NSA and PRISM and GCSB and the UKUSA Agreement - join the dots
PRISM is shedding more light on state surveillance - however it's not only the NSA that should be in the spotlight. There are four other agencies that are part of the international surveillance network and the GCSB is one of them.
It is no longer just the GCSB that is in trouble for spying on its own citizens, but the US spy agency, NSA, is also in trouble.
Over the last few days there have been several leaks about NSA spying but the most damning has been the publication of an internal NSA powerpoint presentation which lays bare the scope and ability of the NSA to basically spy on everyone everywhere. PRISM allows NSA to access and collect user data from Google, Facebook, You-tube, Microsoft, Apple, Yahoo, Skype, AOL and PalTalk. That is, the NSA can indiscriminately access all electronic communication data such as emails, chats, videos, photos, video conferencing, that pass through any of these nine internet companies. All of this, of course, is being done by the NSA, as Obama put it: for the 'good of Americans'.
However, just like the GCSB, the NSA and the other three spy agencies (the British GCHQ, the Canadian CSEC and the Australian DSD) that make up the UKUSA Agreement are not allowed to spy on their own citizens. The official mission for all agencies is to spy on foreign communications. But PRISM shows that like the GCSB, both the NSA and GCHQ have been spying on their own citizens and / or permanent residents.
As to links between the GCSB and PRISM, the GCSB are refusing to comment as it is an 'operational matter' (NZ Herald 8/06/13). They also refused to comment last month when it came to light that ThinThread had been trialled in NZ between 2000 and 2001. Their reason then was also that it was an 'operational matter' (NZ Herald 25/05/13).
And we can assume that PRISM is only the tip of the iceberg. It is only one of the latest schemes to join a list of known surveillance systems or programmes used by the five intelligence agencies (the Five Eyes) that make up the UKUSA Agreement. One of the most famous surveillance systems is Echelon, other programmes coming to light are Trail Blazer, ThinThread and now Boundless Informant.
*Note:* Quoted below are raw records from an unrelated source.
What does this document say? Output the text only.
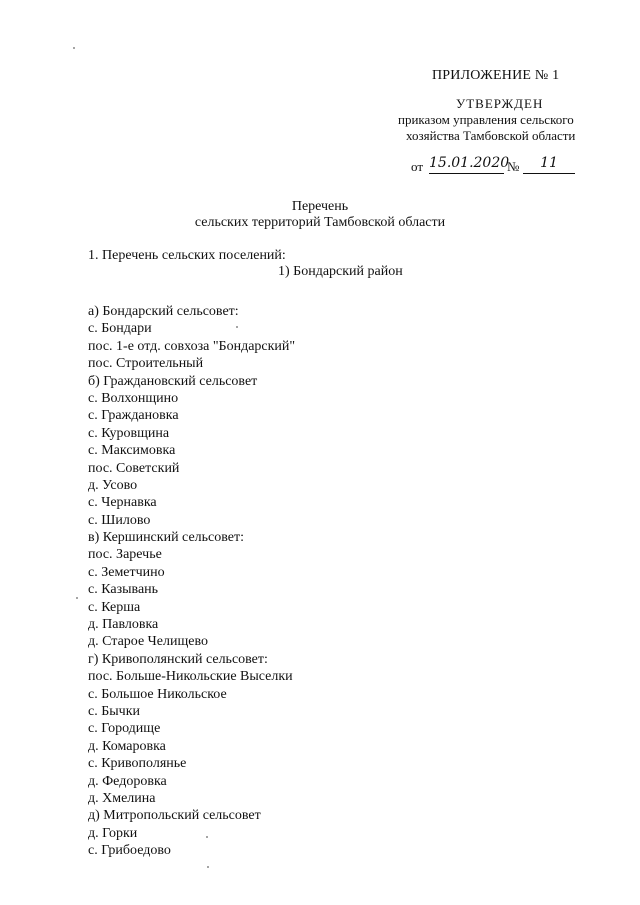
ПРИЛОЖЕНИЕ № 1
УТВЕРЖДЕН
приказом управления сельского
хозяйства Тамбовской области
от 15.01.2020
№	11
Перечень
сельских территорий Тамбовской области
1. Перечень сельских поселений:
1) Бондарский район
а) Бондарский сельсовет:
с. Бондари
пос. 1-е отд. совхоза "Бондарский"
пос. Строительный
б) Граждановский сельсовет
с. Волхонщино
с. Граждановка
с. Куровщина
с. Максимовка
пос. Советский
д. Усово
с. Чернавка
с. Шилово
в) Кершинский сельсовет:
пос. Заречье
с. Земетчино
с. Казывань
с. Керша
д. Павловка
д. Старое Челищево
г) Кривополянский сельсовет:
пос. Больше-Никольские Выселки
с. Большое Никольское
с. Бычки
с. Городище
д. Комаровка
с. Кривополянье
д. Федоровка
д. Хмелина
д) Митропольский сельсовет
д. Горки
с. Грибоедово
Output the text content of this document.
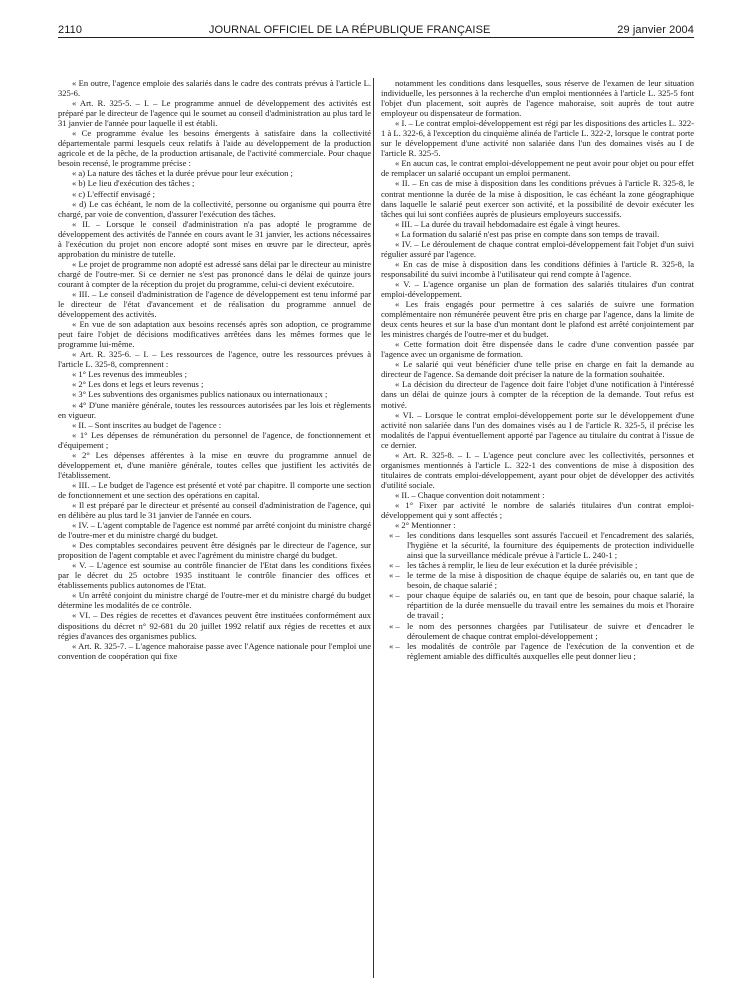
2110	JOURNAL OFFICIEL DE LA RÉPUBLIQUE FRANÇAISE	29 janvier 2004

« En outre, l'agence emploie des salariés dans le cadre des contrats prévus à l'article L. 325-6.

« Art. R. 325-5. – I. – Le programme annuel de développement des activités est préparé par le directeur de l'agence qui le soumet au conseil d'administration au plus tard le 31 janvier de l'année pour laquelle il est établi.

« Ce programme évalue les besoins émergents à satisfaire dans la collectivité départementale parmi lesquels ceux relatifs à l'aide au développement de la production agricole et de la pêche, de la production artisanale, de l'activité commerciale. Pour chaque besoin recensé, le programme précise :

« a) La nature des tâches et la durée prévue pour leur exécution ;

« b) Le lieu d'exécution des tâches ;

« c) L'effectif envisagé ;

« d) Le cas échéant, le nom de la collectivité, personne ou organisme qui pourra être chargé, par voie de convention, d'assurer l'exécution des tâches.

« II. – Lorsque le conseil d'administration n'a pas adopté le programme de développement des activités de l'année en cours avant le 31 janvier, les actions nécessaires à l'exécution du projet non encore adopté sont mises en œuvre par le directeur, après approbation du ministre de tutelle.

« Le projet de programme non adopté est adressé sans délai par le directeur au ministre chargé de l'outre-mer. Si ce dernier ne s'est pas prononcé dans le délai de quinze jours courant à compter de la réception du projet du programme, celui-ci devient exécutoire.

« III. – Le conseil d'administration de l'agence de développement est tenu informé par le directeur de l'état d'avancement et de réalisation du programme annuel de développement des activités.

« En vue de son adaptation aux besoins recensés après son adoption, ce programme peut faire l'objet de décisions modificatives arrêtées dans les mêmes formes que le programme lui-même.

« Art. R. 325-6. – I. – Les ressources de l'agence, outre les ressources prévues à l'article L. 325-8, comprennent :

« 1° Les revenus des immeubles ;

« 2° Les dons et legs et leurs revenus ;

« 3° Les subventions des organismes publics nationaux ou internationaux ;

« 4° D'une manière générale, toutes les ressources autorisées par les lois et règlements en vigueur.

« II. – Sont inscrites au budget de l'agence :

« 1° Les dépenses de rémunération du personnel de l'agence, de fonctionnement et d'équipement ;

« 2° Les dépenses afférentes à la mise en œuvre du programme annuel de développement et, d'une manière générale, toutes celles que justifient les activités de l'établissement.

« III. – Le budget de l'agence est présenté et voté par chapitre. Il comporte une section de fonctionnement et une section des opérations en capital.

« Il est préparé par le directeur et présenté au conseil d'administration de l'agence, qui en délibère au plus tard le 31 janvier de l'année en cours.

« IV. – L'agent comptable de l'agence est nommé par arrêté conjoint du ministre chargé de l'outre-mer et du ministre chargé du budget.

« Des comptables secondaires peuvent être désignés par le directeur de l'agence, sur proposition de l'agent comptable et avec l'agrément du ministre chargé du budget.

« V. – L'agence est soumise au contrôle financier de l'Etat dans les conditions fixées par le décret du 25 octobre 1935 instituant le contrôle financier des offices et établissements publics autonomes de l'Etat.

« Un arrêté conjoint du ministre chargé de l'outre-mer et du ministre chargé du budget détermine les modalités de ce contrôle.

« VI. – Des régies de recettes et d'avances peuvent être instituées conformément aux dispositions du décret n° 92-681 du 20 juillet 1992 relatif aux régies de recettes et aux régies d'avances des organismes publics.

« Art. R. 325-7. – L'agence mahoraise passe avec l'Agence nationale pour l'emploi une convention de coopération qui fixe

notamment les conditions dans lesquelles, sous réserve de l'examen de leur situation individuelle, les personnes à la recherche d'un emploi mentionnées à l'article L. 325-5 font l'objet d'un placement, soit auprès de l'agence mahoraise, soit auprès de tout autre employeur ou dispensateur de formation.

« I. – Le contrat emploi-développement est régi par les dispositions des articles L. 322-1 à L. 322-6, à l'exception du cinquième alinéa de l'article L. 322-2, lorsque le contrat porte sur le développement d'une activité non salariée dans l'un des domaines visés au I de l'article R. 325-5.

« En aucun cas, le contrat emploi-développement ne peut avoir pour objet ou pour effet de remplacer un salarié occupant un emploi permanent.

« II. – En cas de mise à disposition dans les conditions prévues à l'article R. 325-8, le contrat mentionne la durée de la mise à disposition, le cas échéant la zone géographique dans laquelle le salarié peut exercer son activité, et la possibilité de devoir exécuter les tâches qui lui sont confiées auprès de plusieurs employeurs successifs.

« III. – La durée du travail hebdomadaire est égale à vingt heures.

« La formation du salarié n'est pas prise en compte dans son temps de travail.

« IV. – Le déroulement de chaque contrat emploi-développement fait l'objet d'un suivi régulier assuré par l'agence.

« En cas de mise à disposition dans les conditions définies à l'article R. 325-8, la responsabilité du suivi incombe à l'utilisateur qui rend compte à l'agence.

« V. – L'agence organise un plan de formation des salariés titulaires d'un contrat emploi-développement.

« Les frais engagés pour permettre à ces salariés de suivre une formation complémentaire non rémunérée peuvent être pris en charge par l'agence, dans la limite de deux cents heures et sur la base d'un montant dont le plafond est arrêté conjointement par les ministres chargés de l'outre-mer et du budget.

« Cette formation doit être dispensée dans le cadre d'une convention passée par l'agence avec un organisme de formation.

« Le salarié qui veut bénéficier d'une telle prise en charge en fait la demande au directeur de l'agence. Sa demande doit préciser la nature de la formation souhaitée.

« La décision du directeur de l'agence doit faire l'objet d'une notification à l'intéressé dans un délai de quinze jours à compter de la réception de la demande. Tout refus est motivé.

« VI. – Lorsque le contrat emploi-développement porte sur le développement d'une activité non salariée dans l'un des domaines visés au I de l'article R. 325-5, il précise les modalités de l'appui éventuellement apporté par l'agence au titulaire du contrat à l'issue de ce dernier.

« Art. R. 325-8. – I. – L'agence peut conclure avec les collectivités, personnes et organismes mentionnés à l'article L. 322-1 des conventions de mise à disposition des titulaires de contrats emploi-développement, ayant pour objet de développer des activités d'utilité sociale.

« II. – Chaque convention doit notamment :

« 1° Fixer par activité le nombre de salariés titulaires d'un contrat emploi-développement qui y sont affectés ;

« 2° Mentionner :

« – les conditions dans lesquelles sont assurés l'accueil et l'encadrement des salariés, l'hygiène et la sécurité, la fourniture des équipements de protection individuelle ainsi que la surveillance médicale prévue à l'article L. 240-1 ;

« – les tâches à remplir, le lieu de leur exécution et la durée prévisible ;

« – le terme de la mise à disposition de chaque équipe de salariés ou, en tant que de besoin, de chaque salarié ;

« – pour chaque équipe de salariés ou, en tant que de besoin, pour chaque salarié, la répartition de la durée mensuelle du travail entre les semaines du mois et l'horaire de travail ;

« – le nom des personnes chargées par l'utilisateur de suivre et d'encadrer le déroulement de chaque contrat emploi-développement ;

« – les modalités de contrôle par l'agence de l'exécution de la convention et de règlement amiable des difficultés auxquelles elle peut donner lieu ;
Who knows what the next acronym or name will be and what form that surveillance will take if the ever increasing networks of state surveillance are not stopped.
In New Zealand at the moment we have two Bills going through Parliament that will dramatically increase the surveillance powers of the GCSB: the Telecommunications (Interception Capability and Security) Bill and the Government Communications Security Bureau and Related Legislation Amendment Bill. Submissions on both Bills are due this Thursday, 13th June.
With the current uproar about the level of surveillance exposed by PRISM, it should be apparent to all that both these Bills need to be stopped and there should be wider debate about getting rid of not only the GCSB itself but ensuring the end of the UKUSA Agreement.